Poymer grafting is a new route to coatings for li-ion batteries

Lithium-ion batteries are promising candidates for future energy storage applications like electric vehicles. Nonetheless, currently commercialized li-ion batteries suffer on the one hand from safety issues and on the other hand from low energy capacity. For a reasonable application of…

Lithium-ion batteries are promising candidates for future energy storage applications like electric vehicles. Nonetheless, currently commercialized li-ion batteries suffer on the one hand from safety issues and on the other hand from low energy capacity. For a reasonable application of li-ion batteries in future application fields these issues have to be solved and one possibility to achieve this is the design of new electrode materials. Generally transition metal oxides are adequate candidates. The use of nano-sized material provides short li-ion diffusion lengths. However, the challenge of these materials is their low electronic conductivity. Thus conductive pathways (e.g. from carbonaceous materials) within the nanostructured transition metal oxide electrode are desirable. A homogenous carbon coating would, thereby, be especially attractive, as it can protect the electrode material in addition from degradation.

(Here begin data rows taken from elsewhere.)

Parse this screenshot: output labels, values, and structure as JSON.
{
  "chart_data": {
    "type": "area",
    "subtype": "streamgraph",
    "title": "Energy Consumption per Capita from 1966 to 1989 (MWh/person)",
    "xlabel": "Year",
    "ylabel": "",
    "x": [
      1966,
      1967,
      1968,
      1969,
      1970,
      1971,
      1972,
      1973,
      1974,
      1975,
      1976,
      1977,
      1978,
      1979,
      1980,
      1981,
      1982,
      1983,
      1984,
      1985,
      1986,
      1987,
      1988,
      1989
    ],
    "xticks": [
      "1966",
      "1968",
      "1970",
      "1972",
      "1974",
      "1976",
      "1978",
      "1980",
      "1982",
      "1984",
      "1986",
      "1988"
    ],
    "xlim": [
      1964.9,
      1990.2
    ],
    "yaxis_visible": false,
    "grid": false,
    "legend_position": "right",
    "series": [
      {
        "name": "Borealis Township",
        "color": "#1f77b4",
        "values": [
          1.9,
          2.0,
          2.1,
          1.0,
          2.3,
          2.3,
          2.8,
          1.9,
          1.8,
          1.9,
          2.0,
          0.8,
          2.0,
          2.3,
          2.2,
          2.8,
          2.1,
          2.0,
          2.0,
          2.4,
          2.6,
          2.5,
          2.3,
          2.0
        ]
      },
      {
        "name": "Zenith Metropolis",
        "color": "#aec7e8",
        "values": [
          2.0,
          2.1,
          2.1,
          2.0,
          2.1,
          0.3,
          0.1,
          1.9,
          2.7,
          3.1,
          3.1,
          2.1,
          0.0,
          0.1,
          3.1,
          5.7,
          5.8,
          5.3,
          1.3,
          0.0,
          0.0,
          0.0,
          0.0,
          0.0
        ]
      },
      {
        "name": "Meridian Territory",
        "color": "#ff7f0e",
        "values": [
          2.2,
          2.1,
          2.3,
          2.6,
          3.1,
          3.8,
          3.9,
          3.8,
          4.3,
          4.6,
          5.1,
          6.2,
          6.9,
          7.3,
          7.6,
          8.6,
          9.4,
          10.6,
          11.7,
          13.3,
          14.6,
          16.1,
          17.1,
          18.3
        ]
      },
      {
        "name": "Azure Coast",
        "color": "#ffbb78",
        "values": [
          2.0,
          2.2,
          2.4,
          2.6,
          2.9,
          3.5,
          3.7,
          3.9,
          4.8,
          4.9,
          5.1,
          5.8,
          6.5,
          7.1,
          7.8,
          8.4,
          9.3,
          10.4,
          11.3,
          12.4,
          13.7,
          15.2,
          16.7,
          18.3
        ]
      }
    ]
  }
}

A new approach to create such a homogeneous carbon coating on the surface of titanium dioxide nanoparticles (as a possible electrode material) has been developed by research teams in Mainz and Muenster (Germany). The synthetic approach, which was conducted in Mainz, involves the grafting of a carbon precursor polymer onto the nanoparticle surface. This approach is enabled by the synthesis of a new polyacrylonitrile block copolymer with a short anchoring block, to allow coordination of the polymer onto the nanoparticle surface. AFM-measurements show the homogenous coating of the TiO2 nanoparticles. Thereafter the carbon precursor can be transformed into carbonaceous conductive structures on the surface of the nanoparticles resulting in a homogeneous carbon coating.

The research team in Muenster investigated such a nanostructured material, which, compared to the uncoated one (i.e., pristine TiO2 nanoparticles), shows a substantially improved reversibility and kinetics of the Li+ ion insertion and deinsertion processes. Remarkably, the carbon coating appears to prevent a structural degradation process occurring in uncoated anatase TiO2 nanorods upon continuous lithium insertion-deinsertion cycles.
These results demonstrate the advantage of a homogeneous carbon coating on nano-sized electrode materials.